Axis Bank has raised Rs3,900 crore through global depository receipts (GDRs) and qualified institutional placements (QIPs). The share offering under both the categories was priced at Rs906.7 per share.
The bank offered 33,044,500 equity shares under the QIP offering and 5,055,500 equity shares in the form of GDRs, with each GDR representing one equity share.
Further, the bank has received its shareholders’ approval for a preferential allotment of up to 10,826,073 equity shares to the promoters; of the total quantity approved the bank is making a preferential allotment of up to 4,902,257 equity shares at Rs906.70 per equity share to Life Insurance Corporation of India (LIC) and New India Assurance.
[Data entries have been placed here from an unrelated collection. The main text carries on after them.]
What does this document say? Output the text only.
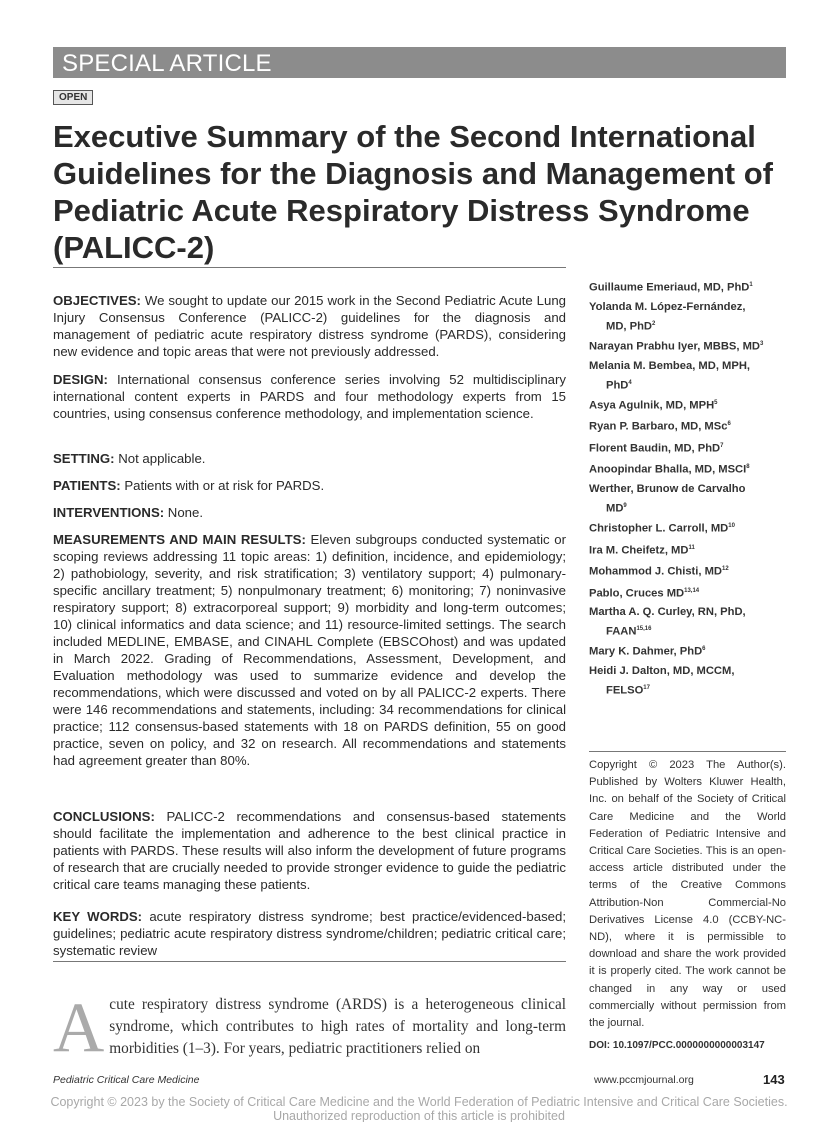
SPECIAL ARTICLE
OPEN
Executive Summary of the Second International Guidelines for the Diagnosis and Management of Pediatric Acute Respiratory Distress Syndrome (PALICC-2)

OBJECTIVES: We sought to update our 2015 work in the Second Pediatric Acute Lung Injury Consensus Conference (PALICC-2) guidelines for the diagnosis and management of pediatric acute respiratory distress syndrome (PARDS), considering new evidence and topic areas that were not previously addressed.

DESIGN: International consensus conference series involving 52 multidisciplinary international content experts in PARDS and four methodology experts from 15 countries, using consensus conference methodology, and implementation science.

SETTING: Not applicable.

PATIENTS: Patients with or at risk for PARDS.

INTERVENTIONS: None.

MEASUREMENTS AND MAIN RESULTS: Eleven subgroups conducted systematic or scoping reviews addressing 11 topic areas: 1) definition, incidence, and epidemiology; 2) pathobiology, severity, and risk stratification; 3) ventilatory support; 4) pulmonary-specific ancillary treatment; 5) nonpulmonary treatment; 6) monitoring; 7) noninvasive respiratory support; 8) extracorporeal support; 9) morbidity and long-term outcomes; 10) clinical informatics and data science; and 11) resource-limited settings. The search included MEDLINE, EMBASE, and CINAHL Complete (EBSCOhost) and was updated in March 2022. Grading of Recommendations, Assessment, Development, and Evaluation methodology was used to summarize evidence and develop the recommendations, which were discussed and voted on by all PALICC-2 experts. There were 146 recommendations and statements, including: 34 recommendations for clinical practice; 112 consensus-based statements with 18 on PARDS definition, 55 on good practice, seven on policy, and 32 on research. All recommendations and statements had agreement greater than 80%.

CONCLUSIONS: PALICC-2 recommendations and consensus-based statements should facilitate the implementation and adherence to the best clinical practice in patients with PARDS. These results will also inform the development of future programs of research that are crucially needed to provide stronger evidence to guide the pediatric critical care teams managing these patients.

KEY WORDS: acute respiratory distress syndrome; best practice/evidenced-based; guidelines; pediatric acute respiratory distress syndrome/children; pediatric critical care; systematic review

Guillaume Emeriaud, MD, PhD$^1$
Yolanda M. López-Fernández,
MD, PhD$^2$
Narayan Prabhu Iyer, MBBS, $MD^3$
Melania M. Bembea, MD, MPH,
PhD$^4$
Asya Agulnik, MD, MPH$^5$
Ryan P. Barbaro, MD, MSc$^6$
Florent Baudin, MD, PhD$^7$
Anoopindar Bhalla, MD, MSCI$^8$
Werther, Brunow de Carvalho
$MD^9$
Christopher L. Carroll, MD$^{10}$
Ira M. Cheifetz, MD$^{11}$
Mohammod J. Chisti, MD$^{12}$
Pablo, Cruces MD$^{13,14}$
Martha A. Q. Curley, RN, PhD,
FAAN$^{15,16}$
Mary K. Dahmer, PhD$^6$
Heidi J. Dalton, MD, MCCM,
FELSO$^{17}$
Copyright © 2023 The Author(s). Published by Wolters Kluwer Health, Inc. on behalf of the Society of Critical Care Medicine and the World Federation of Pediatric Intensive and Critical Care Societies. This is an open-access article distributed under the terms of the Creative Commons Attribution-Non Commercial-No Derivatives License 4.0 (CCBY-NC-ND), where it is permissible to download and share the work provided it is properly cited. The work cannot be changed in any way or used commercially without permission from the journal.
DOI: 10.1097/PCC.0000000000003147
Acute respiratory distress syndrome (ARDS) is a heterogeneous clinical syndrome, which contributes to high rates of mortality and long-term morbidities (1–3). For years, pediatric practitioners relied on
Pediatric Critical Care Medicine	www.pccmjournal.org	143
Copyright © 2023 by the Society of Critical Care Medicine and the World Federation of Pediatric Intensive and Critical Care Societies.
Unauthorized reproduction of this article is prohibited
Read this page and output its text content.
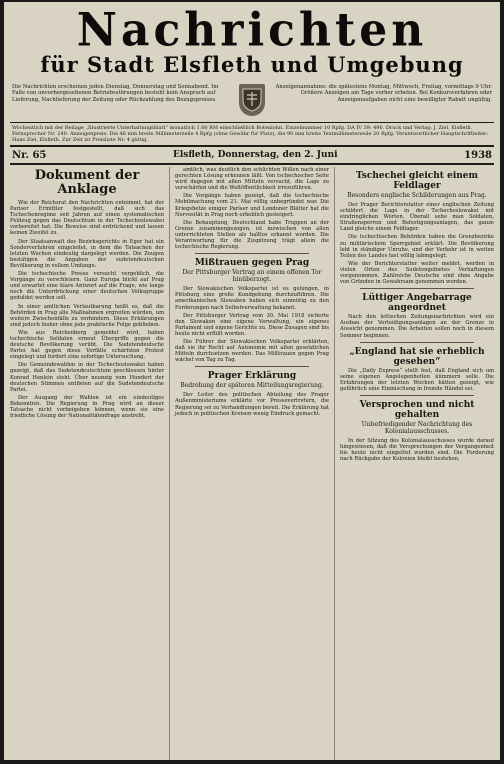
Nachrichten
für Stadt Elsfleth und Umgebung
Die Nachrichten erscheinen jeden Dienstag, Donnerstag und Sonnabend. Im Falle von unvorhergesehenen Betriebsstörungen besteht kein Anspruch auf Lieferung, Nachlieferung der Zeitung oder Rückzahlung des Bezugspreises.
Anzeigenannahme: die spätestens Montag, Mittwoch, Freitag, vormittags 9 Uhr. Größere Anzeigen am Tage vorher erbeten. Bei Konkursverfahren oder Anzeigenaufgaben nicht eine bewilligter Rabatt ungültig.
Wöchentlich mit der Beilage „Illustrierte Unterhaltungsblatt“ monatlich 1.00 RM einschließlich Botenlohn. Einzelnummer 10 Rpfg. DA IV 39: 496. Druck und Verlag: J. Ziel, Elsfleth. Fernsprecher Nr. 240. Anzeigenpreis: Die 46 mm breite Millimeterzeile 4 Rpfg (ohne Gewähr für Platz), die 90 mm breite Textmillimeterzeile 20 Rpfg. Verantwortlicher Hauptschriftleiter: Hans Ziel, Elsfleth. Zur Zeit ist Preisliste Nr. 4 gültig.
Nr. 65	Elsfleth, Donnerstag, den 2. Juni	1938
Dokument der Anklage

Wie der Reichsrat den Nachrichten entnimmt, hat der Pariser Ermittler festgestellt, daß sich das Tschechenregime seit Jahren auf einen systematischen Feldzug gegen das Deutschtum in der Tschechoslowakei vorbereitet hat. Die Beweise sind erdrückend und lassen keinen Zweifel zu.

Der Staatsanwalt des Bezirksgerichts in Eger hat ein Sonderverfahren eingeleitet, in dem die Tatsachen der letzten Wochen eindeutig dargelegt werden. Die Zeugen bestätigen die Angaben der sudetendeutschen Bevölkerung in vollem Umfange.

Die tschechische Presse versucht vergeblich, die Vorgänge zu verschleiern. Ganz Europa blickt auf Prag und erwartet eine klare Antwort auf die Frage, wie lange noch die Unterdrückung einer deutschen Volksgruppe geduldet werden soll.

In einer amtlichen Verlautbarung heißt es, daß die Behörden in Prag alle Maßnahmen ergreifen würden, um weitere Zwischenfälle zu verhindern. Diese Erklärungen sind jedoch bisher ohne jede praktische Folge geblieben.

Wie aus Reichenberg gemeldet wird, haben tschechische Soldaten erneut Übergriffe gegen die deutsche Bevölkerung verübt. Die Sudetendeutsche Partei hat gegen diese Vorfälle schärfsten Protest eingelegt und fordert eine sofortige Untersuchung.

Die Gemeindewahlen in der Tschechoslowakei haben gezeigt, daß das Sudetendeutschtum geschlossen hinter Konrad Henlein steht. Über neunzig vom Hundert der deutschen Stimmen entfielen auf die Sudetendeutsche Partei.

Der Ausgang der Wahlen ist ein eindeutiges Bekenntnis. Die Regierung in Prag wird an dieser Tatsache nicht vorbeigehen können, wenn sie eine friedliche Lösung der Nationalitätenfrage anstrebt.

amtlich, was deutlich den schlichten Willen nach einer gerechten Lösung erkennen läßt. Von tschechischer Seite wird dagegen mit allen Mitteln versucht, die Lage zu verschärfen und die Weltöffentlichkeit irrezuführen.

Die Vorgänge haben gezeigt, daß die tschechische Mobilmachung vom 21. Mai völlig unbegründet war. Die Kriegshetze einiger Pariser und Londoner Blätter hat die Nervosität in Prag noch erheblich gesteigert.

Die Behauptung, Deutschland habe Truppen an der Grenze zusammengezogen, ist inzwischen von allen unterrichteten Stellen als haltlos erkannt worden. Die Verantwortung für die Zuspitzung trägt allein die tschechische Regierung.

Mißtrauen gegen Prag
Der Pittsburger Vertrag an einem offenen Tor hinüberzogt.

Der Slowakischen Volkspartei ist es gelungen, in Pittsburg eine große Kundgebung durchzuführen. Die amerikanischen Slowaken haben sich einmütig zu den Forderungen nach Selbstverwaltung bekannt.

Der Pittsburger Vertrag vom 30. Mai 1918 sicherte den Slowaken eine eigene Verwaltung, ein eigenes Parlament und eigene Gerichte zu. Diese Zusagen sind bis heute nicht erfüllt worden.

Die Führer der Slowakischen Volkspartei erklärten, daß sie ihr Recht auf Autonomie mit allen gesetzlichen Mitteln durchsetzen werden. Das Mißtrauen gegen Prag wächst von Tag zu Tag.

Prager Erklärung
Bedrohung der späteren Mitteilungsregierung.

Der Leiter des politischen Abteilung des Prager Außenministeriums erklärte vor Pressevertretern, die Regierung sei zu Verhandlungen bereit. Die Erklärung hat jedoch in politischen Kreisen wenig Eindruck gemacht.

Tschechei gleicht einem Feldlager
Besonders englische Schilderungen aus Prag.

Der Prager Berichterstatter einer englischen Zeitung schildert die Lage in der Tschechoslowakei mit eindringlichen Worten. Überall sehe man Soldaten, Straßensperren und Befestigungsanlagen, das ganze Land gleiche einem Feldlager.

Die tschechischen Behörden haben die Grenzbezirke zu militärischem Sperrgebiet erklärt. Die Bevölkerung lebt in ständiger Unruhe, und der Verkehr ist in weiten Teilen des Landes fast völlig lahmgelegt.

Wie der Berichterstatter weiter meldet, werden in vielen Orten des Sudetengebietes Verhaftungen vorgenommen. Zahlreiche Deutsche sind ohne Angabe von Gründen in Gewahrsam genommen worden.

Lüttiger Angebarrage angeordnet

Nach den lettischen Zeitungsnachrichten wird ein Ausbau der Verteidigungsanlagen an der Grenze in Aussicht genommen. Die Arbeiten sollen noch in diesem Sommer beginnen.

„England hat sie erheblich gesehen“

Die „Daily Express“ stellt fest, daß England sich um seine eigenen Angelegenheiten kümmern solle. Die Erfahrungen der letzten Wochen hätten gezeigt, wie gefährlich eine Einmischung in fremde Händel sei.

Versprochen und nicht gehalten
Unbefriedigender Nachrichtung des Kolonialausschusses.

In der Sitzung des Kolonialausschusses wurde darauf hingewiesen, daß die Versprechungen der Vergangenheit bis heute nicht eingelöst worden sind. Die Forderung nach Rückgabe der Kolonien bleibt bestehen.
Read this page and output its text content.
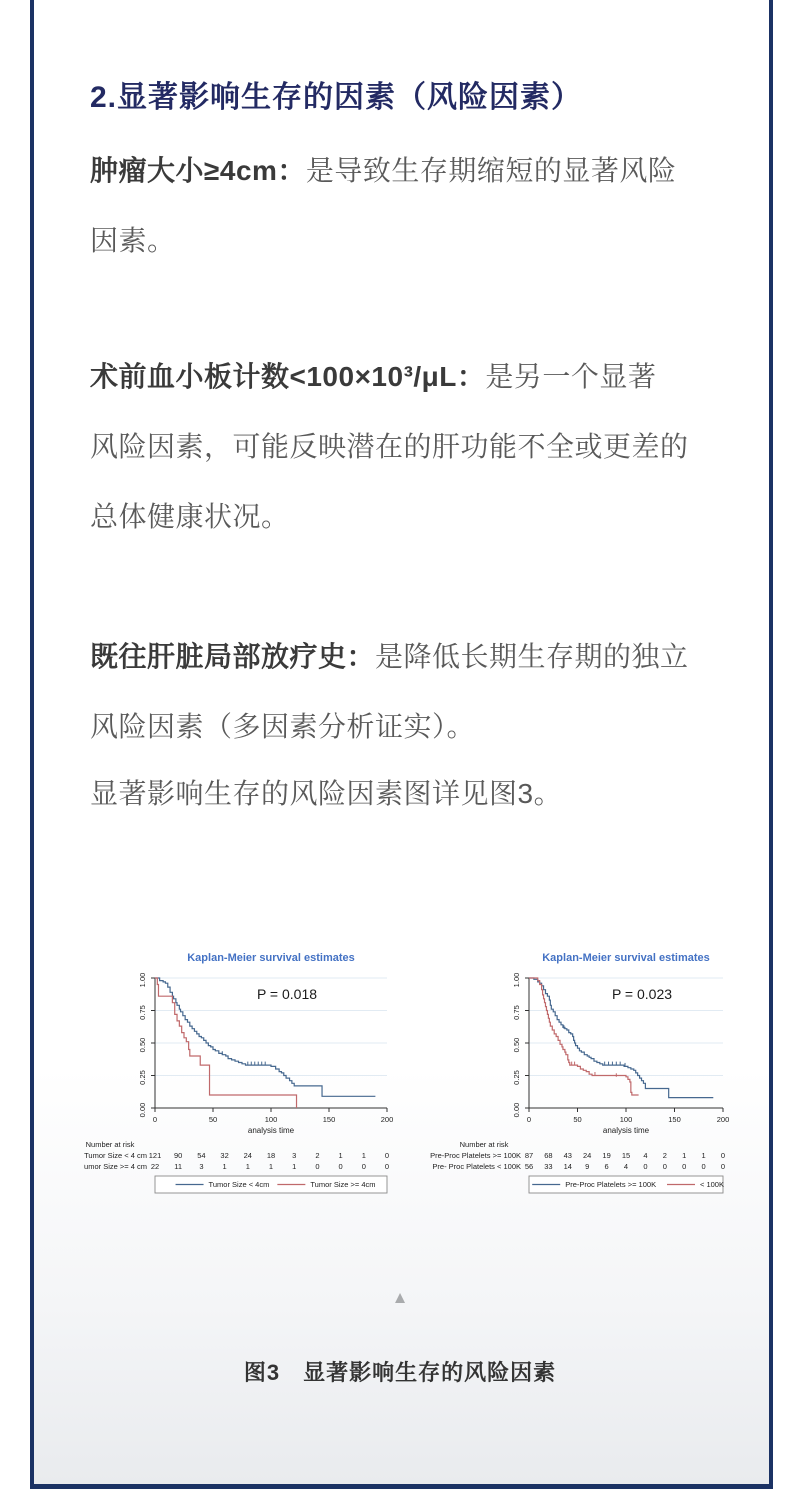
2.显著影响生存的因素（风险因素）
肿瘤大小≥4cm：是导致生存期缩短的显著风险
因素。
术前血小板计数<100×10³/μL：是另一个显著
风险因素，可能反映潜在的肝功能不全或更差的
总体健康状况。
既往肝脏局部放疗史：是降低长期生存期的独立
风险因素（多因素分析证实）。
显著影响生存的风险因素图详见图3。
0.00
0.25
0.50
0.75
1.00
0	50	100	150	200
analysis time
Kaplan-Meier survival estimates
P = 0.018
Number at risk
Tumor Size < 4 cm 121 90 54 32 24 18 3	2	1	1	0
Tumor Size >= 4 cm 22 11 3	1	1	1	1	0	0	0	0
Tumor Size < 4cm	Tumor Size >= 4cm
0.00
0.25
0.50
0.75
1.00
0	50	100	150	200
analysis time
Kaplan-Meier survival estimates
P = 0.023
Number at risk
Pre-Proc Platelets >= 100K 87 68 43 24 19 15 4 2 1 1 0
Pre- Proc Platelets < 100K 56 33 14 9 6 4 0 0 0 0 0
Pre-Proc Platelets >= 100K	< 100K
▲
图3　显著影响生存的风险因素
The capital infusion would help the bank in capturing lending opportunities when the demand for credit revives. The management had guided for a 25% growth in the bank’s balance sheet during FY2010.
Besides the core business, the bank is eyeing entry into asset management, private equity and life insurance businesses as well. The resources would aid the bank in meeting the capital expenditure for the new business ventures.
We are incorporating the capital raising exercise into our earnings model and revising our estimates upwards by 3.3% for FY2010 and by 4.7% for FY2011.
Based on our revised earnings estimates, our two-stage dividend discount valuation model indicates a price target of Rs1,012. At the current market price of Rs920, the stock trades at 2.0x FY2011E book value per share and 2.3x FY2011E adjusted book value per share.
We upgrade our recommendation on the stock to BUY from hold with a revised price target of Rs1,012.